En la localidad de Lago Puelo —provincia de Chubut— se abrió esta semana un nuevo juicio por jurados contra el médico F.D, acusado de abusar sexualmente de una paciente durante una consulta médica en julio de 2018. La fiscalía presentó su teoría del caso ante un tribunal popular, y ahora corresponde a los ciudadanos-jurado definir si el profesional es culpable o inocente.
Según la acusación, la víctima había concurrido al consultorio para una ecografía tras un desgarro muscular, y en una segunda visita para un drenaje linfático. En esa última consulta, denunció que Díaz desvió el tratamiento: mientras ella estaba acostada boca abajo en la camilla, habría recibido tocamientos que excedieron cualquier práctica médica, siendo inmovilizada por el profesional en una situación de absoluta indefensión.

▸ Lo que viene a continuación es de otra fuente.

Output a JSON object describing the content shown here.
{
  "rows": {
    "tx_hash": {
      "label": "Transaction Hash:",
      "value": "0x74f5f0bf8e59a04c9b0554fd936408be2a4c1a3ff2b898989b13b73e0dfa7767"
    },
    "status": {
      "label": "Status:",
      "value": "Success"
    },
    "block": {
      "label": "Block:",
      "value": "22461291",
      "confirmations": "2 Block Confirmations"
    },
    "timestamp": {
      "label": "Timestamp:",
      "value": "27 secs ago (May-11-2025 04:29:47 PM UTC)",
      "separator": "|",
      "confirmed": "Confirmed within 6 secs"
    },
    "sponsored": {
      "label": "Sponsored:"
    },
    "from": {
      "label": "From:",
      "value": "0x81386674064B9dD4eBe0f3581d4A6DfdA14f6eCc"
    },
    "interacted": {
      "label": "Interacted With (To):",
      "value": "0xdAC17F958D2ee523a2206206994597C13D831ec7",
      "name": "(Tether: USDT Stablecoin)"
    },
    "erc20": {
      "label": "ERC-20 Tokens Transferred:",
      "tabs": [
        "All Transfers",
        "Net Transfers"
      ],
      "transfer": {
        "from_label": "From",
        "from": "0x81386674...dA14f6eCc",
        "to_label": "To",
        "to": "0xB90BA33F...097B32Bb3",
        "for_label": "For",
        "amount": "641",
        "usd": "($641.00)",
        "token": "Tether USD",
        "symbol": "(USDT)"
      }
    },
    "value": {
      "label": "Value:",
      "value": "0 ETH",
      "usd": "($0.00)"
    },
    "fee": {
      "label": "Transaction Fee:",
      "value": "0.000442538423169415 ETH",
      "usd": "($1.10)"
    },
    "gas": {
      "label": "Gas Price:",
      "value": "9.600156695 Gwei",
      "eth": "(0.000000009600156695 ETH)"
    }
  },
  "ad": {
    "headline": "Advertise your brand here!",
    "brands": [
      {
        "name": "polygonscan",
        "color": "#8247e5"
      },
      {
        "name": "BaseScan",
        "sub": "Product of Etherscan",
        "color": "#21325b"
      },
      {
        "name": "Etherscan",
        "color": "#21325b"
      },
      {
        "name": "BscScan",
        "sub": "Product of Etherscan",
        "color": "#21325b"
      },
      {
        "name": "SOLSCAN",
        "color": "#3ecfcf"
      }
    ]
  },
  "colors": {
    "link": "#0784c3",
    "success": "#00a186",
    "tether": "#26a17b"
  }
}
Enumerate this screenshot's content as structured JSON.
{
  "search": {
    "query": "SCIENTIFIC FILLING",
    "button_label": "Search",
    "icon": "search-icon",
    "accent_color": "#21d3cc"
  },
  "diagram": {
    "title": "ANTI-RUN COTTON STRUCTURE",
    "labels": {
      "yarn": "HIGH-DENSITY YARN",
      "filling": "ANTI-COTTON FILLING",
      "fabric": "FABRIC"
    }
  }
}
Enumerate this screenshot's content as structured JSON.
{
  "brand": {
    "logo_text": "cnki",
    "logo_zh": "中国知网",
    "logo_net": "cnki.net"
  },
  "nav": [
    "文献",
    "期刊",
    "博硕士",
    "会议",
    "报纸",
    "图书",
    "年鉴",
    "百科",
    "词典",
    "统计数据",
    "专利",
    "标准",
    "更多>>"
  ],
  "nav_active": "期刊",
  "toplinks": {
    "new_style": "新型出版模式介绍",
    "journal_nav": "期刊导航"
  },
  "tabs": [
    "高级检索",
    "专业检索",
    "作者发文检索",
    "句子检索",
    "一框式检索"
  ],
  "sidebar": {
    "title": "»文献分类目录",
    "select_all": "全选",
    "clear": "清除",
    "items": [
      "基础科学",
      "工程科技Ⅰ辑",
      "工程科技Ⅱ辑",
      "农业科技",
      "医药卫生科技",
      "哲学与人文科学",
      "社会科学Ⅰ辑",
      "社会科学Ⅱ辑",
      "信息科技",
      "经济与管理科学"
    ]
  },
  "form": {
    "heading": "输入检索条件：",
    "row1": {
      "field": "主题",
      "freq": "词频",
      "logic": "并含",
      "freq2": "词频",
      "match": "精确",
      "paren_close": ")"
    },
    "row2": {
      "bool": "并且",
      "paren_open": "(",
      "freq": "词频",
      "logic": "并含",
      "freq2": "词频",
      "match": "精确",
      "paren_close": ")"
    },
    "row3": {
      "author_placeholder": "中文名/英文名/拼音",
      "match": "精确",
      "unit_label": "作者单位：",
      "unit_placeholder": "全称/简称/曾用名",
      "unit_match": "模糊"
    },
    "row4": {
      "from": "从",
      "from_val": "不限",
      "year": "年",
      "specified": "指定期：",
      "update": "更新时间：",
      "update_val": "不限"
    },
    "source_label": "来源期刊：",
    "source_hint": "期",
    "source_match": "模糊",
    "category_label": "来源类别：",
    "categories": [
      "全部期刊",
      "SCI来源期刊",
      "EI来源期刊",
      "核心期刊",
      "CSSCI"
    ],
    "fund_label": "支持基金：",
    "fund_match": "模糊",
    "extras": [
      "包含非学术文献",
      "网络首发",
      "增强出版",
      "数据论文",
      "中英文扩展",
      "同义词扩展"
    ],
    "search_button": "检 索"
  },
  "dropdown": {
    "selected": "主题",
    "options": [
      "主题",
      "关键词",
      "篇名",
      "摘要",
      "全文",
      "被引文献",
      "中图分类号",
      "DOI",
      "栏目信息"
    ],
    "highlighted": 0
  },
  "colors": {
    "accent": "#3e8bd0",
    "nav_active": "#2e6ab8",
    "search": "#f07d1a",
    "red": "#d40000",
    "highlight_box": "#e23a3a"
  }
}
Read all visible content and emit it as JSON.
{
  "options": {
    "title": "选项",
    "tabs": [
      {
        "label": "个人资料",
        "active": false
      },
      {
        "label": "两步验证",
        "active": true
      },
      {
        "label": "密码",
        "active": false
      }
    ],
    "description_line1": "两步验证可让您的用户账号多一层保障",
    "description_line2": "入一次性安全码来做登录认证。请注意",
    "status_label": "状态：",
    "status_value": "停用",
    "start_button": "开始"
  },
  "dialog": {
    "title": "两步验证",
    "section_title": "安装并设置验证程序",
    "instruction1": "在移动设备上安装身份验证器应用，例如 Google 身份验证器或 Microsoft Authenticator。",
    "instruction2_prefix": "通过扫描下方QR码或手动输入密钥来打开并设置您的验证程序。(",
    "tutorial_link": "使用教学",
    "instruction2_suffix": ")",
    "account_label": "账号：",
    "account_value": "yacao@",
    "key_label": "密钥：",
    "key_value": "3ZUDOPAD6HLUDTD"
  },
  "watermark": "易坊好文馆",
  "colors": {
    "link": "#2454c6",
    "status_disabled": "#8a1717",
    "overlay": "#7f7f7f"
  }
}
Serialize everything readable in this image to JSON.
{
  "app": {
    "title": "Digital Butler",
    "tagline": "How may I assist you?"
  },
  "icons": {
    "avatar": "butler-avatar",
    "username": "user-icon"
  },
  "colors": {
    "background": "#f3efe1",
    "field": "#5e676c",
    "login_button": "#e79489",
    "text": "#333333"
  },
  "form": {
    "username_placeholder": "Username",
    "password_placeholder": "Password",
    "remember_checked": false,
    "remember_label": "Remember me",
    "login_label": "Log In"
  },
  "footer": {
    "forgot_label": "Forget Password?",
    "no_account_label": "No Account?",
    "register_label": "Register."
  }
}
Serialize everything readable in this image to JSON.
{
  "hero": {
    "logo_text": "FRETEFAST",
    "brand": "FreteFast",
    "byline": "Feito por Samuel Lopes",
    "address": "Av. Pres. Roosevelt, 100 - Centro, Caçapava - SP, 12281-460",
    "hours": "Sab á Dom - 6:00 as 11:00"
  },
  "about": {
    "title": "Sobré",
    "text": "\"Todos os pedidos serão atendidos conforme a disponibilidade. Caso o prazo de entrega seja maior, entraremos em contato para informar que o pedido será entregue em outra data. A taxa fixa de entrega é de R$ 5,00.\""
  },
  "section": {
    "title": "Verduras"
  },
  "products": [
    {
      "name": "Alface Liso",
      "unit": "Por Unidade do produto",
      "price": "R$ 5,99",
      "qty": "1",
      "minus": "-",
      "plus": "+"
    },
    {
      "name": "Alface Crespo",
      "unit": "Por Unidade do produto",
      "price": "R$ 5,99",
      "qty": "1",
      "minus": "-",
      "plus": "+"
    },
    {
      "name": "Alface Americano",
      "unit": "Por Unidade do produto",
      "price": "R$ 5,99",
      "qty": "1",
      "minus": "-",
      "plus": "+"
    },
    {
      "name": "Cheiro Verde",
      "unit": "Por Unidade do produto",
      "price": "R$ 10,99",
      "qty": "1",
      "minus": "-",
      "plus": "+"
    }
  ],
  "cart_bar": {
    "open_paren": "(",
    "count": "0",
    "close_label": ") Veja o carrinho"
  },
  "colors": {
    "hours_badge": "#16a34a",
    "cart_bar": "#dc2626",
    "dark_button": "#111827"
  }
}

La fiscalía describió el hecho como un abuso sexual cometido con violencia, apelando a la asimetría de poder entre médico y paciente, y remarcó que se presentó con amenazas: según el relato, Díaz habría dicho: “Te quedás quietita y calladita la boca, que acá nos conocemos todos, no se te ocurra hacer quilombo”.
Para respaldar la acusación, se anticiparon pruebas periciales de tipo psicológico que describen en la víctima síntomas compatibles con estrés postraumático, persistentes hasta la actualidad —un dato relevante que da peso a la denuncia, al mostrar impacto psicológico real.
La defensa, por su parte, rechaza los cargos en su totalidad y asegura que la denuncia es falsa, cuestionando la veracidad de los relatos y la interpretación de los hechos expuestos por la acusación.
Con la presentación de la teoría del caso ya realizada, el proceso ingresó a la etapa de producción de pruebas, que incluirá tanto testimonios como peritajes. Será el jurado popular —compuesto por ciudadanos comunes de la comunidad— quien finalmente debe determinar la culpabilidad o inocencia del médico.